Photo by Fandy Razak
Photo by Fandy Razak

I remember the first time Eugenia Yip caught my eye. This is what I wrote in a live review in TODAY, a few years back.

Riot !n Magenta is a relatively new duo consisting of singer/songwriter Eugenia Yip and keyboardist/producer Hayashida Ken and proved to be a totally different proposition. Yip is a dynamic soulful vocalist and managed to coax members of the audience to come to the front of the stage to groove to Ken’s contemporary-sounding beats. What the songs lacked in terms of conventional tunes, Yip make the most of with the range of her voice and her sultry on-stage persona. Certainly, the duo holds much promise for the future.

Now a quintet, Riot !n Magenta have a new EP out – Voices (I reviewed it here) – and will be playing at the So Happy: 50 Years of Singapore Rock exhibition opening at the Substation Theatre on the 8th April alongside The Oddfellows and Pinholes.

But Ginny (as she likes to be called) is at the centre of attention – whether it be fronting R!M or her other amazing band, The Steve McQueens. So I thought it would be awesome to get Ginny to respond to some of my queries and she obliged!
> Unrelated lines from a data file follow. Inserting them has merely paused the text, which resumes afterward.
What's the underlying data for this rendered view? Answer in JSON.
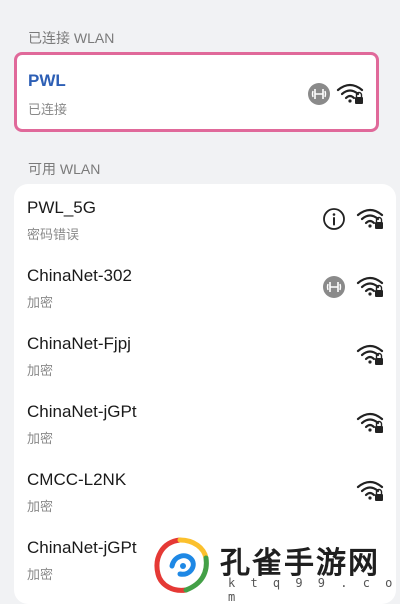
{
  "sections": {
    "connected_header": "已连接 WLAN",
    "available_header": "可用 WLAN"
  },
  "connected": {
    "ssid": "PWL",
    "status": "已连接",
    "highlight_color": "#e0699a",
    "icons": [
      "hotspot-badge-icon",
      "wifi-locked-icon"
    ]
  },
  "available": [
    {
      "ssid": "PWL_5G",
      "status": "密码错误",
      "icons": [
        "info-icon",
        "wifi-locked-icon"
      ]
    },
    {
      "ssid": "ChinaNet-302",
      "status": "加密",
      "icons": [
        "hotspot-badge-icon",
        "wifi-locked-icon"
      ]
    },
    {
      "ssid": "ChinaNet-Fjpj",
      "status": "加密",
      "icons": [
        "wifi-locked-icon"
      ]
    },
    {
      "ssid": "ChinaNet-jGPt",
      "status": "加密",
      "icons": [
        "wifi-locked-icon"
      ]
    },
    {
      "ssid": "CMCC-L2NK",
      "status": "加密",
      "icons": [
        "wifi-locked-icon"
      ]
    },
    {
      "ssid": "ChinaNet-jGPt",
      "status": "加密",
      "icons": []
    }
  ],
  "watermark": {
    "text": "孔雀手游网",
    "url": "k t q 9 9 . c o m"
  },
  "colors": {
    "background": "#f1f2f4",
    "card": "#ffffff",
    "active_ssid": "#2d5fb5"
  }
}
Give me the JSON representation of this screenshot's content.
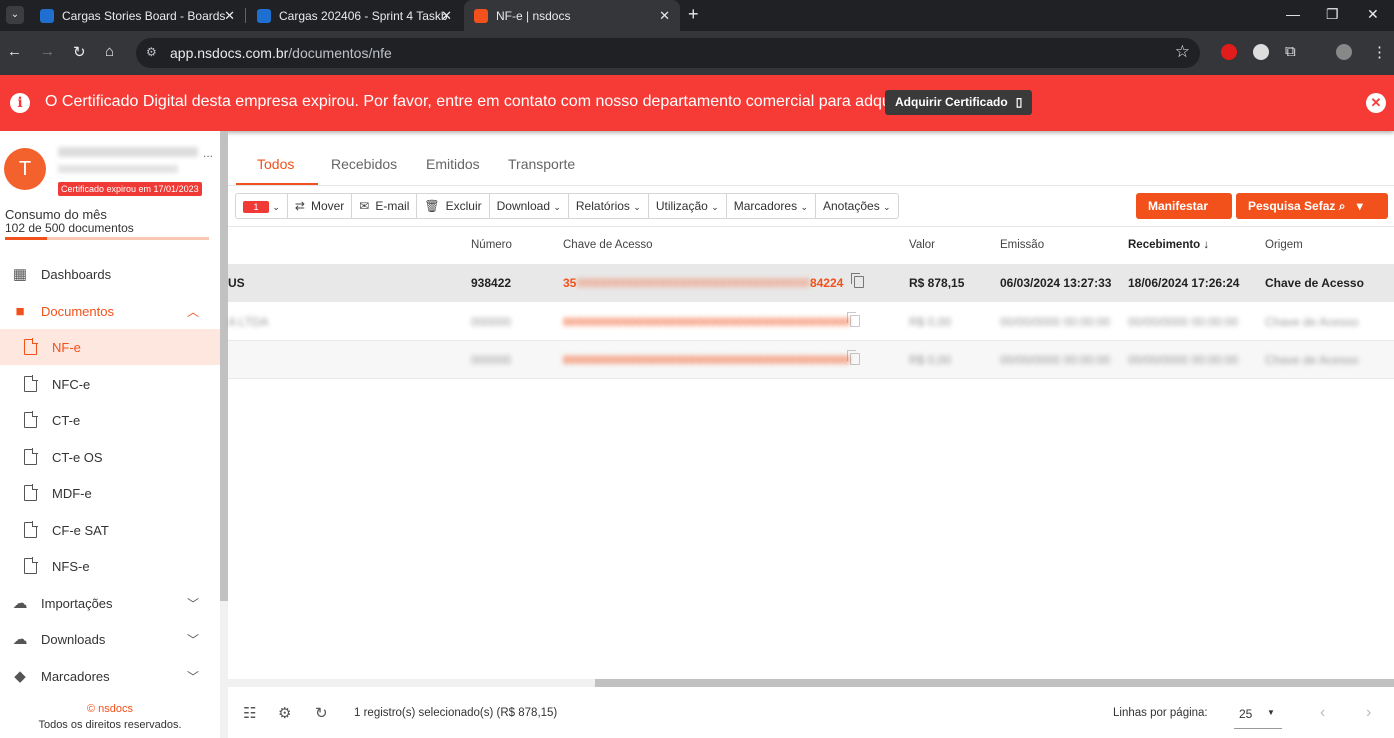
{
  "browser": {
    "tabs": [
      {
        "title": "Cargas Stories Board - Boards",
        "active": false
      },
      {
        "title": "Cargas 202406 - Sprint 4 Taskb",
        "active": false
      },
      {
        "title": "NF-e | nsdocs",
        "active": true
      }
    ],
    "url_domain": "app.nsdocs.com.br",
    "url_path": "/documentos/nfe"
  },
  "alert": {
    "message": "O Certificado Digital desta empresa expirou. Por favor, entre em contato com nosso departamento comercial para adquirir.",
    "button": "Adquirir Certificado"
  },
  "sidebar": {
    "avatar_letter": "T",
    "cert_badge": "Certificado expirou em 17/01/2023",
    "consumo_title": "Consumo do mês",
    "consumo_sub": "102 de 500 documentos",
    "consumo_fraction": 0.204,
    "nav": [
      {
        "label": "Dashboards",
        "icon": "dashboard-icon"
      },
      {
        "label": "Documentos",
        "icon": "folder-icon"
      },
      {
        "label": "Importações",
        "icon": "cloud-upload-icon"
      },
      {
        "label": "Downloads",
        "icon": "cloud-download-icon"
      },
      {
        "label": "Marcadores",
        "icon": "label-icon"
      }
    ],
    "docs": [
      "NF-e",
      "NFC-e",
      "CT-e",
      "CT-e OS",
      "MDF-e",
      "CF-e SAT",
      "NFS-e"
    ],
    "footer_brand": "© nsdocs",
    "footer_rights": "Todos os direitos reservados."
  },
  "tabs": [
    "Todos",
    "Recebidos",
    "Emitidos",
    "Transporte"
  ],
  "actions": {
    "selected_count": "1",
    "mover": "Mover",
    "email": "E-mail",
    "excluir": "Excluir",
    "download": "Download",
    "relatorios": "Relatórios",
    "utilizacao": "Utilização",
    "marcadores": "Marcadores",
    "anotacoes": "Anotações",
    "manifestar": "Manifestar",
    "pesquisa": "Pesquisa Sefaz"
  },
  "table": {
    "headers": [
      "Número",
      "Chave de Acesso",
      "Valor",
      "Emissão",
      "Recebimento",
      "Origem"
    ],
    "rows": [
      {
        "name": "US",
        "numero": "938422",
        "chave_start": "35",
        "chave_end": "84224",
        "valor": "R$ 878,15",
        "emissao": "06/03/2024 13:27:33",
        "recebimento": "18/06/2024 17:26:24",
        "origem": "Chave de Acesso"
      }
    ]
  },
  "bottom": {
    "selection_text": "1 registro(s) selecionado(s) (R$ 878,15)",
    "lines_label": "Linhas por página:",
    "lines_value": "25"
  }
}
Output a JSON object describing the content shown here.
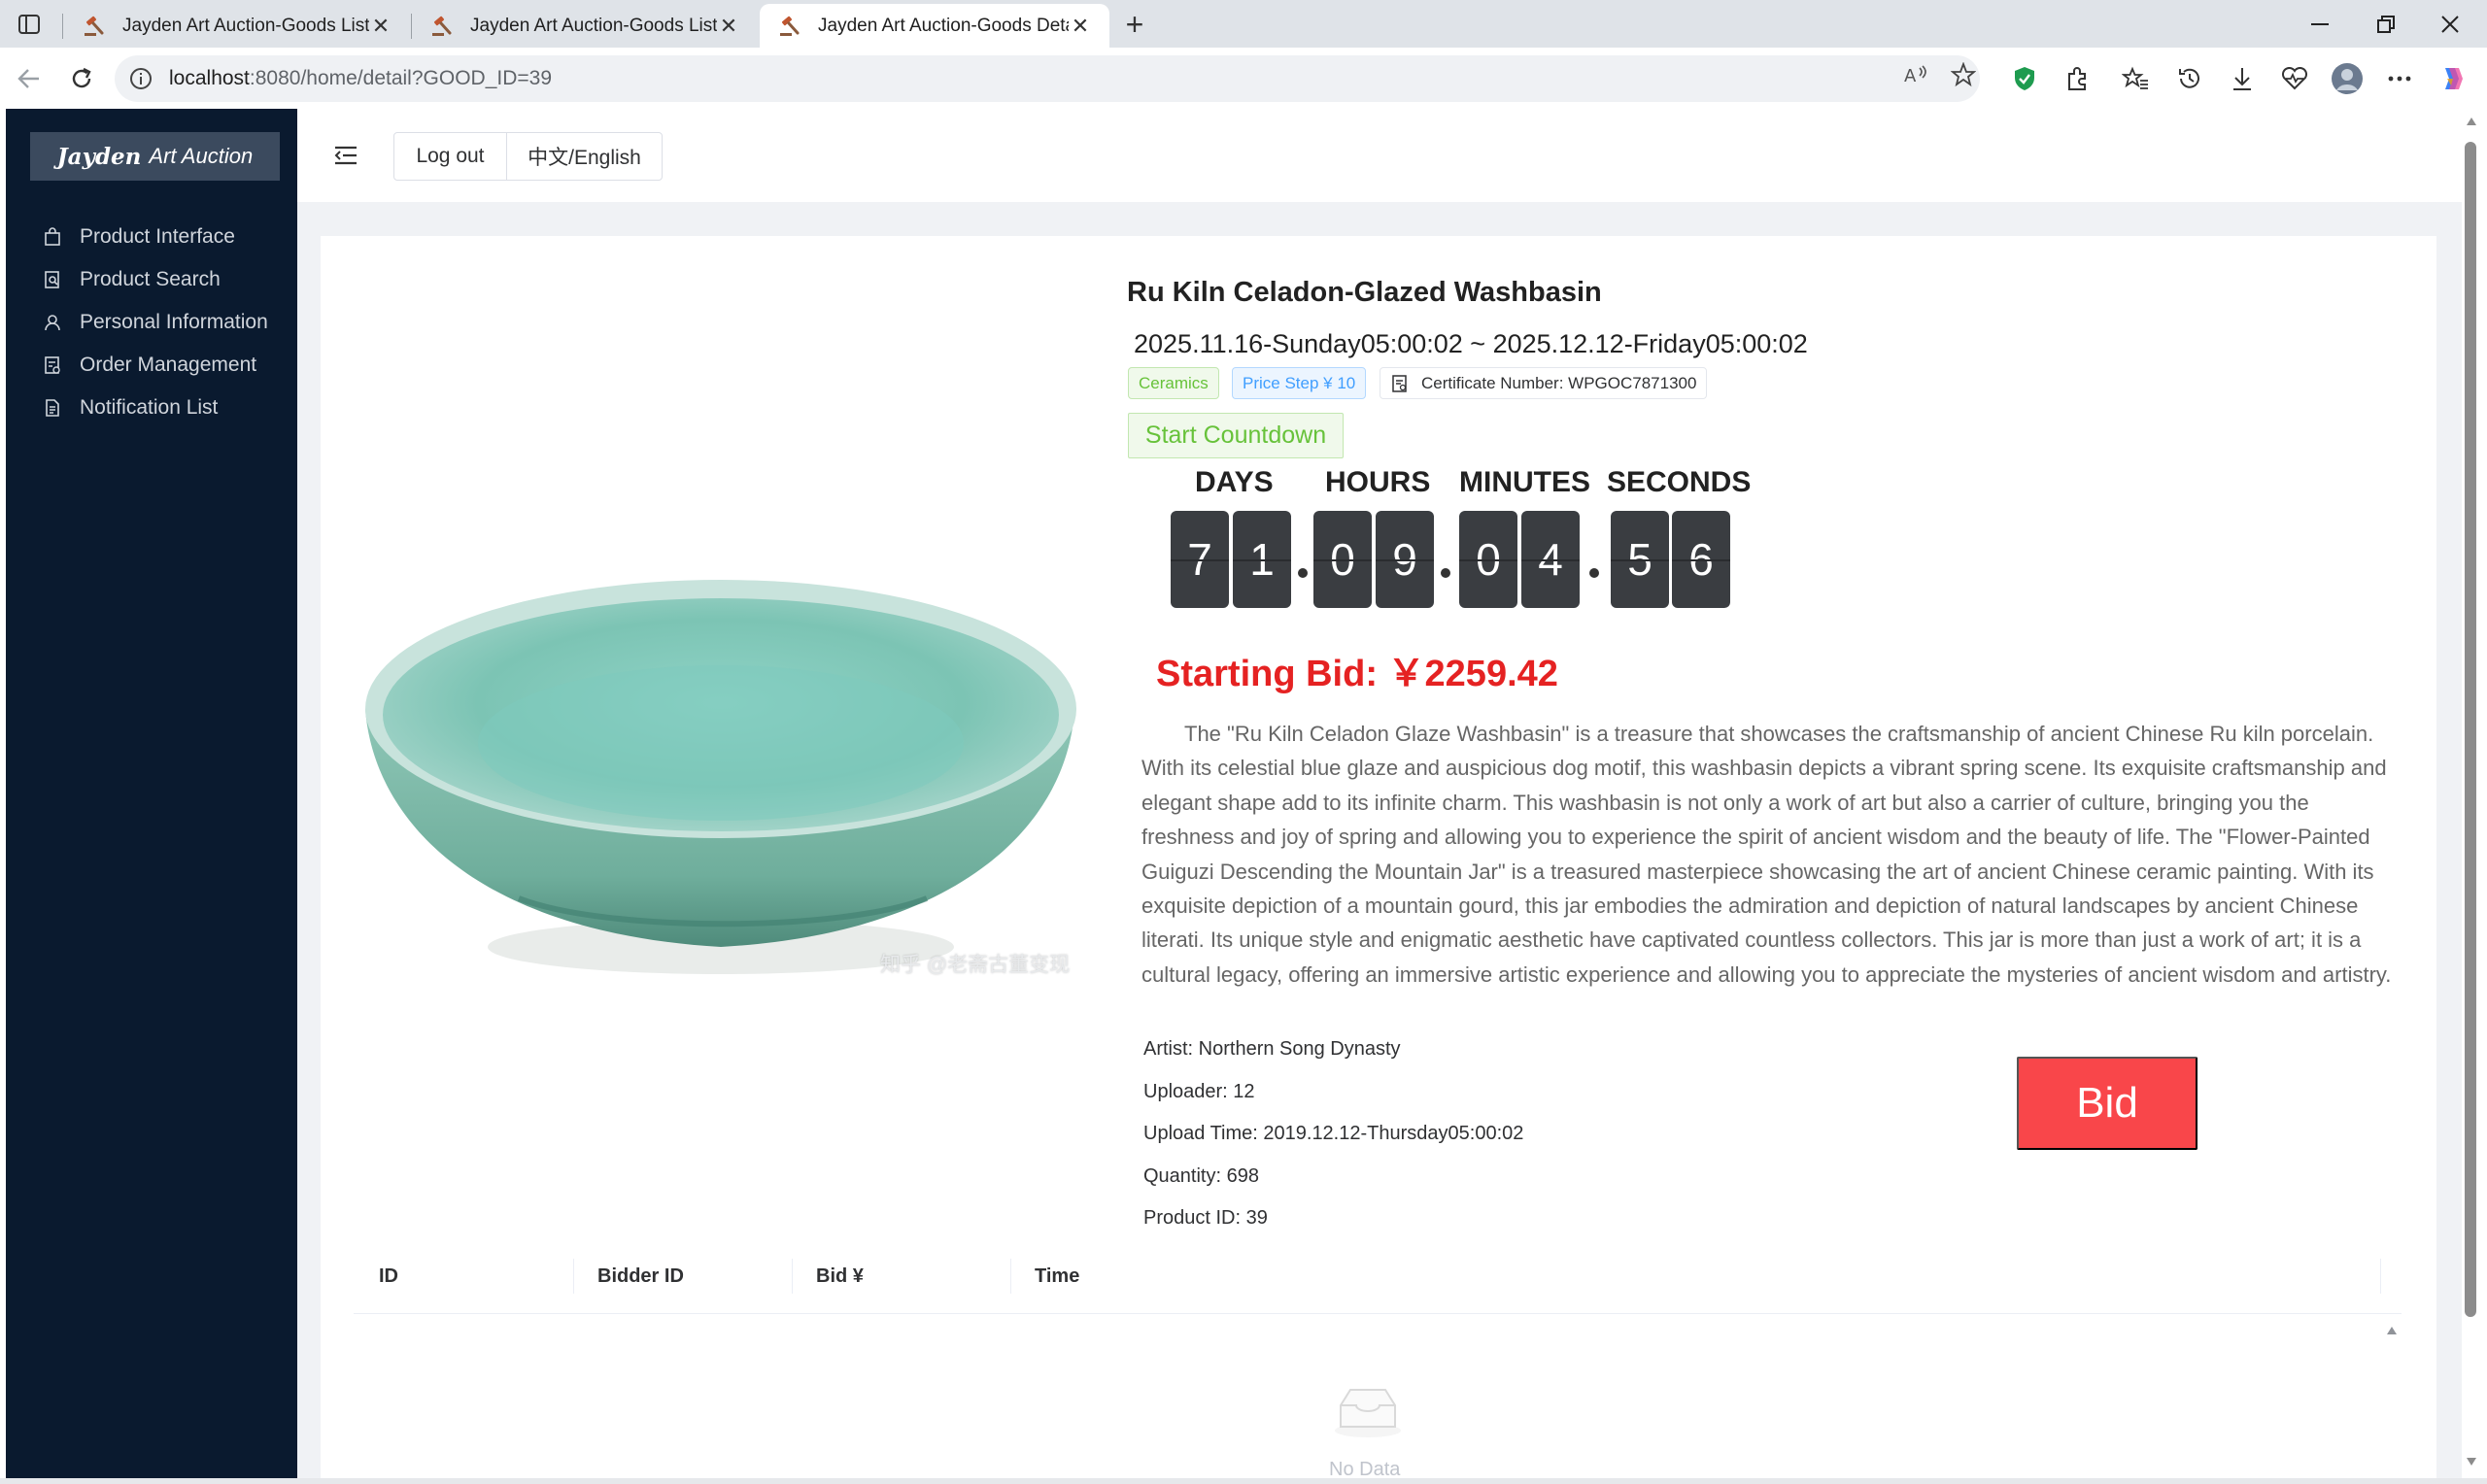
{
  "browser": {
    "tabs": [
      {
        "title": "Jayden Art Auction-Goods List",
        "active": false
      },
      {
        "title": "Jayden Art Auction-Goods List",
        "active": false
      },
      {
        "title": "Jayden Art Auction-Goods Detail",
        "active": true
      }
    ],
    "url_host": "localhost",
    "url_rest": ":8080/home/detail?GOOD_ID=39"
  },
  "sidebar": {
    "brand_bold": "Jayden",
    "brand_rest": "Art Auction",
    "items": [
      {
        "label": "Product Interface",
        "icon": "bag-icon"
      },
      {
        "label": "Product Search",
        "icon": "search-doc-icon"
      },
      {
        "label": "Personal Information",
        "icon": "user-icon"
      },
      {
        "label": "Order Management",
        "icon": "order-icon"
      },
      {
        "label": "Notification List",
        "icon": "document-icon"
      }
    ]
  },
  "header": {
    "logout_label": "Log out",
    "lang_label": "中文/English"
  },
  "product": {
    "title": "Ru Kiln Celadon-Glazed Washbasin",
    "date_range": "2025.11.16-Sunday05:00:02 ~ 2025.12.12-Friday05:00:02",
    "category_tag": "Ceramics",
    "price_step_tag": "Price Step ¥ 10",
    "certificate_tag": "Certificate Number: WPGOC7871300",
    "image_watermark": "知乎 @老斋古董变现",
    "countdown_button": "Start Countdown",
    "countdown_labels": {
      "days": "DAYS",
      "hours": "HOURS",
      "minutes": "MINUTES",
      "seconds": "SECONDS"
    },
    "countdown_digits": [
      "7",
      "1",
      "0",
      "9",
      "0",
      "4",
      "5",
      "6"
    ],
    "starting_bid": "Starting Bid: ￥2259.42",
    "description": "The \"Ru Kiln Celadon Glaze Washbasin\" is a treasure that showcases the craftsmanship of ancient Chinese Ru kiln porcelain. With its celestial blue glaze and auspicious dog motif, this washbasin depicts a vibrant spring scene. Its exquisite craftsmanship and elegant shape add to its infinite charm. This washbasin is not only a work of art but also a carrier of culture, bringing you the freshness and joy of spring and allowing you to experience the spirit of ancient wisdom and the beauty of life. The \"Flower-Painted Guiguzi Descending the Mountain Jar\" is a treasured masterpiece showcasing the art of ancient Chinese ceramic painting. With its exquisite depiction of a mountain gourd, this jar embodies the admiration and depiction of natural landscapes by ancient Chinese literati. Its unique style and enigmatic aesthetic have captivated countless collectors. This jar is more than just a work of art; it is a cultural legacy, offering an immersive artistic experience and allowing you to appreciate the mysteries of ancient wisdom and artistry.",
    "artist": "Artist: Northern Song Dynasty",
    "uploader": "Uploader: 12",
    "upload_time": "Upload Time: 2019.12.12-Thursday05:00:02",
    "quantity": "Quantity: 698",
    "product_id": "Product ID: 39",
    "bid_button": "Bid"
  },
  "bids_table": {
    "columns": [
      "ID",
      "Bidder ID",
      "Bid ¥",
      "Time"
    ],
    "rows": [],
    "empty_text": "No Data"
  },
  "colors": {
    "sidebar_bg": "#0a1a2f",
    "accent_red": "#f9464a",
    "price_red": "#e52222",
    "success_green": "#67c23a",
    "primary_blue": "#409eff"
  }
}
Enjoy…

Are the new songs about relationships? Even damaged ones? 

They’re mostly about personal realizations, or things I experience and feel for very strongly. I wrote “Voices”, inspired by the strength of three women I look up to very much. Nothing inspires me more than the giving of unconditional love, even through the toughest of times. The new songs are a little darker, a little older. “Running” was written about the process of letting go of a past made up of regrets, or even happier times that you struggle to forget, because they tend to remind you of what you’ve lost, but in an insanely more painful way. It is about finding happiness from forgiveness, both given and received.